Topic on Manual talk:Coding conventions/JavaScript

MarkTraceur (talkcontribs)

In the series of "ambiguous code styles that really shouldn't be ambiguous", what's the best form of loop in the situation of looping through an array?

I'm seeing all three of

for ( var i = 0; i < arr.length; i++ ) {
    ....
}

for ( var i in arr ) {
    ....
}

$.each( arr, function ( i, item ) {
    ....
} );

Input appreciated!

Brooke Vibber (talkcontribs)

for (var i in arr) has to be armored with checks for arr.hasOwnProperty(i) to protect against brokenness if frameworks are present that modify the Array prototype. Bleh!

Personally I prefer to use $.each() most of the time:

  • functional style / iterator feels nicer than counting manually
  • you get a real function scope -- for instance you can safely use i in a lambda function inside your loop, which you can't with the first two forms

However it is a little more expensive, so performance-critical paths may prefer the traditional for loop with iterator variable and comparison to length.

Nischayn22 (talkcontribs)

I myself prefer $.each(), mostly because of its functional nature. Besides, I love the jQuery way.

Krinkle (talkcontribs)

There is no one convention for looping in general, because there are different solutions for different situations.

Looping over an array

When it comes to looping over an array (or array-like objects such as jQuery objects and Argument objects) however, then there really is only one good way, and that's a for loop with a number counter. And the reason is that you want to loop over the the indexes, not over all properties unconditionally.

Example of dump for a jQuery object ($('#content');):

{
    selector: '#content',
    context: HTMLDocument.
    length: 1,
    0: HTMLDivElement
}
/// inherits from jQuery.prototype
/// inherits from Object.prototype

You wouldn't want to loop over all properties, only the indices (based on the length). Even a hasOwnProperty filter won't help you here, because they are all "own" properties.

The other case is when there is a sparse array that may contain gaps, in most cases the intent is to loop over all of them, and yield undefined for gaps. Another case is that in JavaScript everything is either a primitive (string, number, boolean, ..) or an object. Arrays are objects. And as such, keys of properties are strings, which can cause issues when accessed as such.
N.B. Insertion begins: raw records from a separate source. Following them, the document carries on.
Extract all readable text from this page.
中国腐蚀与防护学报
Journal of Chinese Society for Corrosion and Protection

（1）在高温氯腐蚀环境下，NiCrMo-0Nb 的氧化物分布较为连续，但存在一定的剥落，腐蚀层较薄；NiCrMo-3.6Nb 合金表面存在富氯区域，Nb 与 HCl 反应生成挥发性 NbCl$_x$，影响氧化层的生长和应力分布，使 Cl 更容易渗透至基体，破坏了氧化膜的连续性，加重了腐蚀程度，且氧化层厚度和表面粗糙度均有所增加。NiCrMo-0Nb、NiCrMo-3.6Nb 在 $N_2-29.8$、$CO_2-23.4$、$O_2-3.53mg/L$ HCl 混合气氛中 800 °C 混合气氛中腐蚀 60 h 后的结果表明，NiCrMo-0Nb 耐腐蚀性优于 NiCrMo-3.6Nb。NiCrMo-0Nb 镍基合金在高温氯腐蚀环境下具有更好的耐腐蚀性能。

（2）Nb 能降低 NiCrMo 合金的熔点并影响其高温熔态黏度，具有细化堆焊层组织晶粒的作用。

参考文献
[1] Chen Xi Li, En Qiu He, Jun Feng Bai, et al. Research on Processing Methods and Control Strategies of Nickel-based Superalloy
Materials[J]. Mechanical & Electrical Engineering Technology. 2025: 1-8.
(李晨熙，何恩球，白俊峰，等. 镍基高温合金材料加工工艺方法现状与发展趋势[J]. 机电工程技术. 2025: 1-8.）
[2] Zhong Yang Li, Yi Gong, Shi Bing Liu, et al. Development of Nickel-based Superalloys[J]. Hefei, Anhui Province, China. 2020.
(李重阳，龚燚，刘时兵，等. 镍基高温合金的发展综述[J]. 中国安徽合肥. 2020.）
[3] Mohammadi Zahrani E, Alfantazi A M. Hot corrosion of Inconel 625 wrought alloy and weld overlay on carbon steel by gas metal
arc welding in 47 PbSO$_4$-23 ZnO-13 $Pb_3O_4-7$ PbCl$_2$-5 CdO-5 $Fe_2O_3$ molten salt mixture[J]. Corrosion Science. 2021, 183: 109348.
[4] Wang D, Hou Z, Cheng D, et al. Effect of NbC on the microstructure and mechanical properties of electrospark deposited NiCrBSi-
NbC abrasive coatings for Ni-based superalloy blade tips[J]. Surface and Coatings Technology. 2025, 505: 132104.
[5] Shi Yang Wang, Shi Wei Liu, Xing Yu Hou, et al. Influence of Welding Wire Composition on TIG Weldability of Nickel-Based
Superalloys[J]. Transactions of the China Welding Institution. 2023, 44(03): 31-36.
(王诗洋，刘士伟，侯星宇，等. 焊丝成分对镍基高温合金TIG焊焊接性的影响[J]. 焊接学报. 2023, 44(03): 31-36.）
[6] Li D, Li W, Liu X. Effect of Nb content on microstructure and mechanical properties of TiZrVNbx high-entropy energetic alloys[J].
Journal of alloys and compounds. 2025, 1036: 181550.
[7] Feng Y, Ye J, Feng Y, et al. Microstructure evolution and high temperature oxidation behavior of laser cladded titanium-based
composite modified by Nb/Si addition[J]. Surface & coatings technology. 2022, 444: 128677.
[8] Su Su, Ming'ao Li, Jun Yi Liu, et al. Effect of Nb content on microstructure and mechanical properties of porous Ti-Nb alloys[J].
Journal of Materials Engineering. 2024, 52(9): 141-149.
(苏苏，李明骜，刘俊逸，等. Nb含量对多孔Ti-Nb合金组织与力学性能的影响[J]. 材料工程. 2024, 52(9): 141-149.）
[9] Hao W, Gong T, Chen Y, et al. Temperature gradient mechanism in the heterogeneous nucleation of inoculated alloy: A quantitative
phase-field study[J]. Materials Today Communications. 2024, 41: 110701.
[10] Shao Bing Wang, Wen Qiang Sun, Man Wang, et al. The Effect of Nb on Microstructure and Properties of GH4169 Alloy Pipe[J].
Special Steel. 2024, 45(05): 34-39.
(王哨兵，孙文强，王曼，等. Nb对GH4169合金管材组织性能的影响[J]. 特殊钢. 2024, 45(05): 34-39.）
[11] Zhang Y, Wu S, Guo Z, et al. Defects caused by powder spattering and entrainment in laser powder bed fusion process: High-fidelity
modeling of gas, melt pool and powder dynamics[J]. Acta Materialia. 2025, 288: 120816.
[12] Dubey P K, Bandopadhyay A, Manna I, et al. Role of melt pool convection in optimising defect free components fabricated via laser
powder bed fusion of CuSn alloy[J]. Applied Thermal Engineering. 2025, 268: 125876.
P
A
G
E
A for-in loop will give you the internal key values, which are strings (as they should be).

e.g. the following will never log the "Success!" message:

var key,
    arr = ['foo', 'bar'];

for ( key in arr ) {
    console.log( 'Key:', $.toJSON( key ), 'Value:', $.toJSON( arr[key] ) );
    if ( key === 1 ) {
        console.log( 'Success! Found the second item (should be "bar"):' + arr[key] );
    }
}

Because arr (as being an object) is { "0": 'foo', "1": 'bar' }, and "1" !== 1.

Looping over an object

If you do want to loop over all properties of an object then, of course, there is nothing wrong with a for-in loop.

var obj = {
    'foo': 'Hello Foolifications'
    'bar': 'Rabarber Barbara\'s bar'
};

for ( key in arr ) {
    console.log( 'Key:', $.toJSON( key ), 'Value:', $.toJSON( arr[key] ) );
    if ( key === 1 ) {
        console.log( 'Success! Found the second item (should be "bar"):' + arr[key] );
    }
}

If you explicitly need to exclude inherited properties (e.g. you have an instance of FooBar that inherits from FooBar.prototype, and you want to clone it):

var clone, key,
    hasOwn = Object.prototype.hasOwnProperty,
    foo = new AwesomeFoo( /* .. */ );

/* .. */

clone = Object.create(AwesomeFoo.prototype);

for ( key in foo ) {
    if ( hasOwn.call( foo, key ) {
        clone[key] = foo[key];
    }
}

So, what about $.each ? Well, $.each is basically the same as a for-in loop ($.each does not filter hasOwn), with the difference that it has its own scope. In most cases you probably don't need it, but if you need to do a lot of loops and want to avoid conflicts with the different counter or key variables, then using a scope can be helpful. Especially in nested loops.

Danwe (talkcontribs)

It should be mentioned that $.each is checking whether the given object/array has a length field. If so, then each will only iterate over the "numeric" fields smaller than "length", no matter whether the field's value is undefined or not.

ESanders (WMF) (talkcontribs)

@MarkTraceur For a simple array loop I would use ES5's arr.forEach. The var i = 0 style is marginally faster for very large loops, and mostly just in older browsers (e.g. IE11).

$.each will currently trigger a linter error suggesting you use arr.forEach instead; there's no need to use jQuery when the plain JS versions is just as concise.